Study reveals sequence and structural divergence in strawberry mitogenomes

Fragaria, known as strawberries, are among the most popular berry fruits and also the youngest domesticated plants. Southwest China is rich in wild strawberry germplasm resources, and has been recognized as an important distribution center of wild strawberry resources in the world.

The genus Fragaria has extensive interspecific hybridization and polyploidization, which makes the studies on the origin of organelle genomes and the evolution of nuclear-cytoplasmic interactions still largely unrevealed. This also hinders the effective evaluation and use of wild strawberry germplasm resources.

Compared with chloroplast genomes, plant mitochondrial genomes are generally characterized by complex and diverse structures, low substitution rate, frequent recombination, etc. It is considered as an important genetic system for studying the evolution of genome structure and function.

Previous studies have demonstrated that plant mitochondrial DNA evolves rapidly in structure, but slowly in sequence.

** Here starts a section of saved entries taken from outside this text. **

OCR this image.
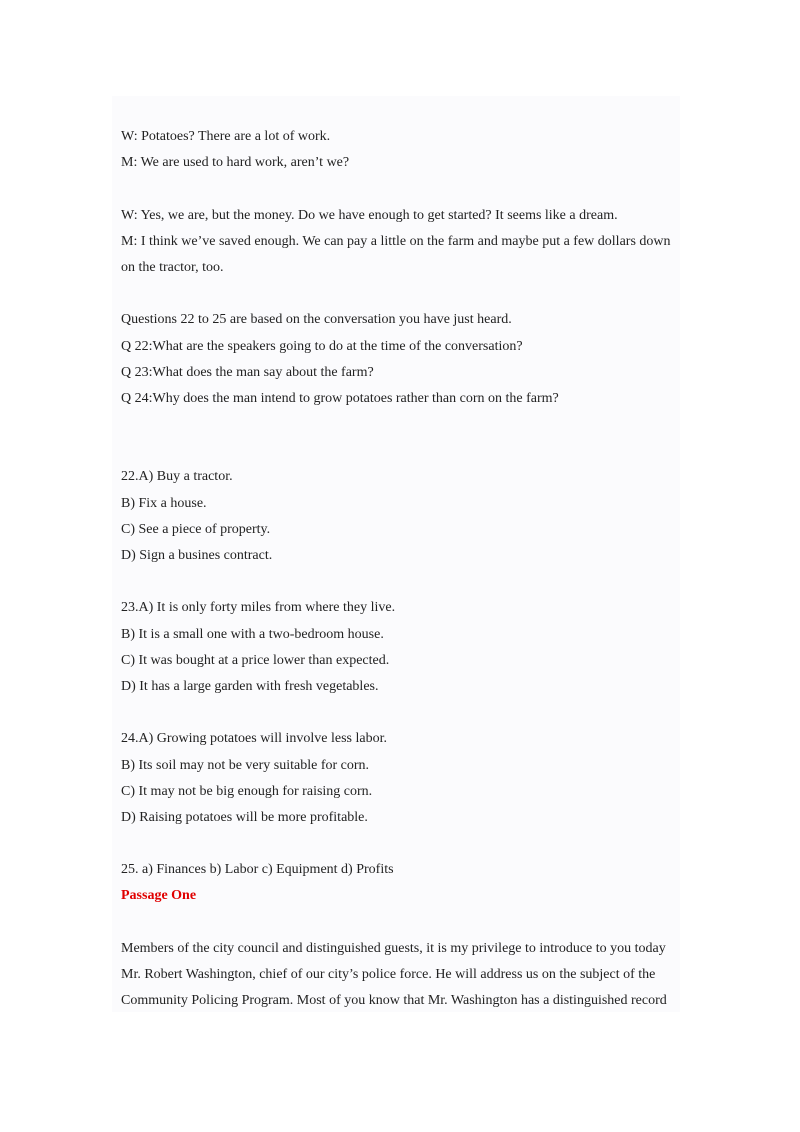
W: Potatoes? There are a lot of work.
M: We are used to hard work, aren’t we?
W: Yes, we are, but the money. Do we have enough to get started? It seems like a dream.
M: I think we’ve saved enough. We can pay a little on the farm and maybe put a few dollars down
on the tractor, too.
Questions 22 to 25 are based on the conversation you have just heard.
Q 22:What are the speakers going to do at the time of the conversation?
Q 23:What does the man say about the farm?
Q 24:Why does the man intend to grow potatoes rather than corn on the farm?
22.A) Buy a tractor.
B) Fix a house.
C) See a piece of property.
D) Sign a busines contract.
23.A) It is only forty miles from where they live.
B) It is a small one with a two-bedroom house.
C) It was bought at a price lower than expected.
D) It has a large garden with fresh vegetables.
24.A) Growing potatoes will involve less labor.
B) Its soil may not be very suitable for corn.
C) It may not be big enough for raising corn.
D) Raising potatoes will be more profitable.
25. a) Finances b) Labor c) Equipment d) Profits
Passage One
Members of the city council and distinguished guests, it is my privilege to introduce to you today
Mr. Robert Washington, chief of our city’s police force. He will address us on the subject of the
Community Policing Program. Most of you know that Mr. Washington has a distinguished record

Moreover, it has also been suggested that there may be different selection pressure or mutation repair mechanisms between the coding and noncoding regions of the mitochondrial genome, resulting in differences in the evolutionary rates.

To better understand the evolutionary features and mechanisms of plant mitochondrial genomes, researchers from the Kunming Institute of Botany of the Chinese Academy of Sciences (KIB/CAS) have assembled 13 complete mitochondrial genomes from Fragaria wild species and studied the sequence variation characteristics (substitution rate, indels, inversions) of their coding and non-coding regions.

The researchers found that the genome-wide nucleotide substitution rates were generally consistent between noncoding regions and synonymous sites in Fragaria mitogenomes, but indels and inversions occurred more frequently in non-coding regions.

In addition, Fragaria mitochondrial genomes experienced frequent rearrangements, so the genomic structure varies obviously even among closely related species.

This study indicates that there are a large number of microinversion-mediated multinucleotide substitutions in Fragaria mitochondrial genomes, and these continuous mutation sites adversely affect local mutation rates and phylogenetic signal. Moreover, a gain-and-loss model can explain the general lack of homology among plant mitogenomes.

Results have been published in New Phytologist.